Turkish Opposition Warns Borrowing Spree Abroad May Backfire

(Bloomberg) -- The Turkish government’s strategy of heavy borrowing abroad this early in the year risks triggering a spike in lira bond yields after municipal elections in March, the nation’s main opposition party said.

“The government is pressuring exchange rates and yields as it borrows heavily in foreign currencies,” Faik Oztrak, spokesman for the Republican People’s Party, or CHP, said in an interview in Istanbul. “This will create serious troubles after the vote, when they will have to resort to heavy domestic borrowing. That would send yields higher.”

In a bid to keep a lid on rates before polls on March 31, the government has curbed domestic bond sales and turned instead to foreign investors for its financing needs. While that’s helped fuel a rally in local-currency debt, concern is growing that the policy could backfire if the government’s budget deficit continues to widen as the economy sputters.

The Treasury has already locked in $5.4 billion from international markets this year against a full-year target of $8 billion, capitalizing on buoyant risk appetite and hunt for yield spreading across emerging markets. In January, Treasury & Finance Minister Berat Albayrak said the government is in talks to sell samurai bonds to Japanese investors.

While the strategy may be “disturbing” for some market players, it has helped reduce borrowing costs, Albayrak said in December.

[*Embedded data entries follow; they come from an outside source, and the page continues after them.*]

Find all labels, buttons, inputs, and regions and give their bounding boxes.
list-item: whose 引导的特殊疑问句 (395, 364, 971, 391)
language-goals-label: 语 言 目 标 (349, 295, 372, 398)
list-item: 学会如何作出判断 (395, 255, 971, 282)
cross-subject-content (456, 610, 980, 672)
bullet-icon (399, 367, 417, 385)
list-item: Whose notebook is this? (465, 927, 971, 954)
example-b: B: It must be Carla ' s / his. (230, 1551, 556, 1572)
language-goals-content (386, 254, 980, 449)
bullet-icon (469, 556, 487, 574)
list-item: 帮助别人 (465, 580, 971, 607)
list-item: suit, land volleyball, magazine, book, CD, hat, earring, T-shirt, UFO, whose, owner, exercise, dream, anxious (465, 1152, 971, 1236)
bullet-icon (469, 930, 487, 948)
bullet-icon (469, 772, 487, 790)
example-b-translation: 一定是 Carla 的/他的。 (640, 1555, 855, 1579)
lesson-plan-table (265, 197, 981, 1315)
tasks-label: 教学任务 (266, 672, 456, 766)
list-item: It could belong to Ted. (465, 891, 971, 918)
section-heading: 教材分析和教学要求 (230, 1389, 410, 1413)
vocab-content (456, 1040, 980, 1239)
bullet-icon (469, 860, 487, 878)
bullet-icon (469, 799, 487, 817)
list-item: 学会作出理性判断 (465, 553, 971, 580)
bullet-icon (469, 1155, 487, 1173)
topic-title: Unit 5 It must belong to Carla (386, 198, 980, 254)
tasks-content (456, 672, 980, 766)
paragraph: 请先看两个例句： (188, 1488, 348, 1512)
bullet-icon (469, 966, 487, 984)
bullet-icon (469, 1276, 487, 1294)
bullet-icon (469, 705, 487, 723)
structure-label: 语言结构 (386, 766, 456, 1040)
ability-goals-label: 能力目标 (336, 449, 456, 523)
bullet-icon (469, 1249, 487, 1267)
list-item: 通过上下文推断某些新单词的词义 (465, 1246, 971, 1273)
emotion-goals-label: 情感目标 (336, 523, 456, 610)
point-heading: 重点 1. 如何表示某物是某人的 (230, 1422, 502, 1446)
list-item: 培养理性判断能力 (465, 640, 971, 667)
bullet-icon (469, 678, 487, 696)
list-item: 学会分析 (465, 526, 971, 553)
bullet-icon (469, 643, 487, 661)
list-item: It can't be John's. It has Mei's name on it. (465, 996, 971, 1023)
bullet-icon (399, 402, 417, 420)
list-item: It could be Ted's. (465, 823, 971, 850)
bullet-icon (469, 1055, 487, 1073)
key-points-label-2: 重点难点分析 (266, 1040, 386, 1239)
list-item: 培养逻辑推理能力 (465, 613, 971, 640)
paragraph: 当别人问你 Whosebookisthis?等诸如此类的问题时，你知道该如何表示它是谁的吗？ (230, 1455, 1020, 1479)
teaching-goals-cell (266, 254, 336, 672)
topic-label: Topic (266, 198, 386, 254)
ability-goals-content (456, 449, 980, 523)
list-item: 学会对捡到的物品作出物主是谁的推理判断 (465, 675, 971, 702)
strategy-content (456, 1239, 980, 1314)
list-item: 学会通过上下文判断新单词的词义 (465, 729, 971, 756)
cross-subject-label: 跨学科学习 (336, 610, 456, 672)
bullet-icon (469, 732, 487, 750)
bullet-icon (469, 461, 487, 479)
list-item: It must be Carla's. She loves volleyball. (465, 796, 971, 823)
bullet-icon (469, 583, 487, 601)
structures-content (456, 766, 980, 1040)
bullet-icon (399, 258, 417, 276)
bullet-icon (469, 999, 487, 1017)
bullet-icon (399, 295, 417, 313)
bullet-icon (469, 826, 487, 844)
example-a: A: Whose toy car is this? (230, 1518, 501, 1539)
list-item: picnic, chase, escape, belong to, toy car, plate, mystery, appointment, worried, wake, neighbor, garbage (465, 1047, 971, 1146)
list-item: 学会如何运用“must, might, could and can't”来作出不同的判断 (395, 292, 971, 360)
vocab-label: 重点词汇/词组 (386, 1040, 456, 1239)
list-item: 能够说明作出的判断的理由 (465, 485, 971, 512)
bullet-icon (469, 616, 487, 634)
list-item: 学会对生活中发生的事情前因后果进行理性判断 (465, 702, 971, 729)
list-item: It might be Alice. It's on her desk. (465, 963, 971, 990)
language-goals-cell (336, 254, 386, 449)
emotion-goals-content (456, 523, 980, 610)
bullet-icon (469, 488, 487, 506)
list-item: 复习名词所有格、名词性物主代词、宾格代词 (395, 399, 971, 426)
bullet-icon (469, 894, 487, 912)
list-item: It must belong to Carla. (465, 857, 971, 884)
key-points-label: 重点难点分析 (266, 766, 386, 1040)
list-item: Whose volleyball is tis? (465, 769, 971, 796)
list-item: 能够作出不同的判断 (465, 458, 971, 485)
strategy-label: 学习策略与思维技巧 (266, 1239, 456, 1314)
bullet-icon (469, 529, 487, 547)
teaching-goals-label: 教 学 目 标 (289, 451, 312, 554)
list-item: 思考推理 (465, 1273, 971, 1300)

The Treasury hasn’t sold a 10-year bond since July, helping spur a 750 basis-point plunge in yields from a peak in August, the biggest drop among emerging markets tracked by Bloomberg.

The CHP also announced a 13-point road map for the economy on Monday. Its program includes calls for reinstating the rule of law, central bank independence, overhauling tax policy and changes to the public procurement law.